A rapid-fire innovator
Consolidation is happening all the time, with several mergers and takeovers of the smaller ETF providers in the past two years. WisdomTree (Nasdaq: WETF), a provider of specialist ETFs that charge higher management fees than core FTSE 100 and S&P 500 products, has bought both Boost and ETF Securities, and now manages more than $65bn at an average fee of 0.5%. This business should continue to grow market share against traditional investment firms, given its ability to launch new ETFs quickly.

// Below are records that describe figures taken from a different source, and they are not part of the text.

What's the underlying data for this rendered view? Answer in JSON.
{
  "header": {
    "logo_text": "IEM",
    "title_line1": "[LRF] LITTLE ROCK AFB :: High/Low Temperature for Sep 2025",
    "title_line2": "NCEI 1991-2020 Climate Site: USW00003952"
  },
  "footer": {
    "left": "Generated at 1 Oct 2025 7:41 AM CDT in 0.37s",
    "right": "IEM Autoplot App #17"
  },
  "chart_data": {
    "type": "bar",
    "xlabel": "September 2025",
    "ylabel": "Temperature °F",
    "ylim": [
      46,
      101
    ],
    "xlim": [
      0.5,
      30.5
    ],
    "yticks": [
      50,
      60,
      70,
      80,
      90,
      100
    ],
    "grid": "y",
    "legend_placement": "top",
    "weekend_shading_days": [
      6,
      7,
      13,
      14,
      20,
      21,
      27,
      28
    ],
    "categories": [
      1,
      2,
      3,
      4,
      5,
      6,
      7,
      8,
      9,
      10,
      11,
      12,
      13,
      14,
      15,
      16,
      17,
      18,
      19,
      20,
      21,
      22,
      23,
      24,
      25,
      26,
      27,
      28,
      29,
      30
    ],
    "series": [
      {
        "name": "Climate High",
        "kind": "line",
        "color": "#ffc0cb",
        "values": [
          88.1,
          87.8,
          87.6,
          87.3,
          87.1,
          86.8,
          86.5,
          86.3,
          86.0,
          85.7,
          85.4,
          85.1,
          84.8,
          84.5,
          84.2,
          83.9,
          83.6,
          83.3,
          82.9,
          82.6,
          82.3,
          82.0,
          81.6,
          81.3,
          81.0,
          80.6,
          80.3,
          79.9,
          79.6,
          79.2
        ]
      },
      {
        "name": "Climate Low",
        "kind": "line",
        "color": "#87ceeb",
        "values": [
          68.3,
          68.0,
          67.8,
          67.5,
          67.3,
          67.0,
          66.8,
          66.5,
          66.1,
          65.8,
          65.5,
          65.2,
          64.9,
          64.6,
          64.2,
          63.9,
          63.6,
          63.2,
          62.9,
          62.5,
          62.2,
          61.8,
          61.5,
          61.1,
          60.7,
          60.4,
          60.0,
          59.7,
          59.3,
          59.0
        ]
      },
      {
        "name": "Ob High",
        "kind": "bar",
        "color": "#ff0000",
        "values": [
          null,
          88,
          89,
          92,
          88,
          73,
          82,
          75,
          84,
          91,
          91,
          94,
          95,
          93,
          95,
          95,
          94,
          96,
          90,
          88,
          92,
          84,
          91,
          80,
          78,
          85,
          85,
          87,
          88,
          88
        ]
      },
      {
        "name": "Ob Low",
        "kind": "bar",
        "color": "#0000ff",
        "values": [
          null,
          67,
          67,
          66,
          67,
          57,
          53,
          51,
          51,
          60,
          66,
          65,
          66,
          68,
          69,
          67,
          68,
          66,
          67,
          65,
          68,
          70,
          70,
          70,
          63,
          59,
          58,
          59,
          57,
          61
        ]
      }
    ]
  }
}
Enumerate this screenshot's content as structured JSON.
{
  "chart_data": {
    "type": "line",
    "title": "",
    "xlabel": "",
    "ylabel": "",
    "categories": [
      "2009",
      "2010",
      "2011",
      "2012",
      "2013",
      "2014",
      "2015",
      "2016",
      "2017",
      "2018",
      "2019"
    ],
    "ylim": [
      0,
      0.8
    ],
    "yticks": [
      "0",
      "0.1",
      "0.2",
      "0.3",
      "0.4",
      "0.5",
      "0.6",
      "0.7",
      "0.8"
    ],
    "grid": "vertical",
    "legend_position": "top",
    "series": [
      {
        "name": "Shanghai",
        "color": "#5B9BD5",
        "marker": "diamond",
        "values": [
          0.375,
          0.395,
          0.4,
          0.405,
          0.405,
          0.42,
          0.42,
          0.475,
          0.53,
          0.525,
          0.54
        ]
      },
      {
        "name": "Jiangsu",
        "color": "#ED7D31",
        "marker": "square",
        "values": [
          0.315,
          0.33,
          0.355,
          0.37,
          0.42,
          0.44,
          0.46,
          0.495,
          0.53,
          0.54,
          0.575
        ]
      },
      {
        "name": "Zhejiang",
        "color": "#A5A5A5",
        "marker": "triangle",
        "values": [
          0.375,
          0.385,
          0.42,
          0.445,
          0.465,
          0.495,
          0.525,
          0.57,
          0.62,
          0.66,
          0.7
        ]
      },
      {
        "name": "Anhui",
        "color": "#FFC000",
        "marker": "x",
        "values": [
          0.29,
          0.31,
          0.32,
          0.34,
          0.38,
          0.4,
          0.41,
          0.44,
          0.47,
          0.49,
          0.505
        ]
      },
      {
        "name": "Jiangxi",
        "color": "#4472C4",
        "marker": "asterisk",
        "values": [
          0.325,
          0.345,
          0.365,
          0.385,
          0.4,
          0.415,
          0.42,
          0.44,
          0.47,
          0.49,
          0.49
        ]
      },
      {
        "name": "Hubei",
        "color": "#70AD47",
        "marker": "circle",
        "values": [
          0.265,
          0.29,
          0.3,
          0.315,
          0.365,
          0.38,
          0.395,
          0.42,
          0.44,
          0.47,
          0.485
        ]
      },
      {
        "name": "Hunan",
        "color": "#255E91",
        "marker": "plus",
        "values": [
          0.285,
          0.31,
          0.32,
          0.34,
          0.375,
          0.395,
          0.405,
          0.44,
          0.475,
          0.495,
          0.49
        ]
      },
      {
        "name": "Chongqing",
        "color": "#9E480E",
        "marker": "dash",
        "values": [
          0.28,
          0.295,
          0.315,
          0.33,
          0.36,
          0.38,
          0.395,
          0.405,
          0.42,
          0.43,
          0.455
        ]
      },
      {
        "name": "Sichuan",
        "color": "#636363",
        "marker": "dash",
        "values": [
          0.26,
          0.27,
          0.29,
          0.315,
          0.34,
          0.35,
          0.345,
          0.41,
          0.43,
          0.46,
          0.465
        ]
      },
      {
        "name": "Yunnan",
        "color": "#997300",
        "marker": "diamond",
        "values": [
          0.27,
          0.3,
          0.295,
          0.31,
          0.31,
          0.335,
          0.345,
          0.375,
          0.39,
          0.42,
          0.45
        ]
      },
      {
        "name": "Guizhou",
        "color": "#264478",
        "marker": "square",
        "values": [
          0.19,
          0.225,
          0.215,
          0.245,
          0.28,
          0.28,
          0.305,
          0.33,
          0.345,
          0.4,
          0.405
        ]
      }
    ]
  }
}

A growing network pays dividends
Closer to home (and held by the author), Tavistock Investments (Aim: TAVI), which listed in 2013 via a shell company, has built up a network of more than 200 advisers and is well placed to grow by offering a centralised investment proposition that uses asset allocation research from BlackRock and portfolios of iShares ETFs. With compliance and operational costs placing a larger burden on small, independent financial advisers, low-cost portfolios offer companies a clear head-start in winning new business. It has approaching £1bn in discretionary assets under management, and it was encouraging to see Tavistock gain approval this month to pay dividends.
A lucky escape
The London Stock Exchange (LSE: LSE) owns the fast-growing FTSE Russell group, which contributes more than 25% of its revenue and now has an excess of $15trn of assets benchmarked to its indices. Through a combination of increasing volumes in ETF trading and high-margin index provision, last year's merger collapse between the LSE and Deutsche Brse may turn out to be a fortunate escape for shareholders.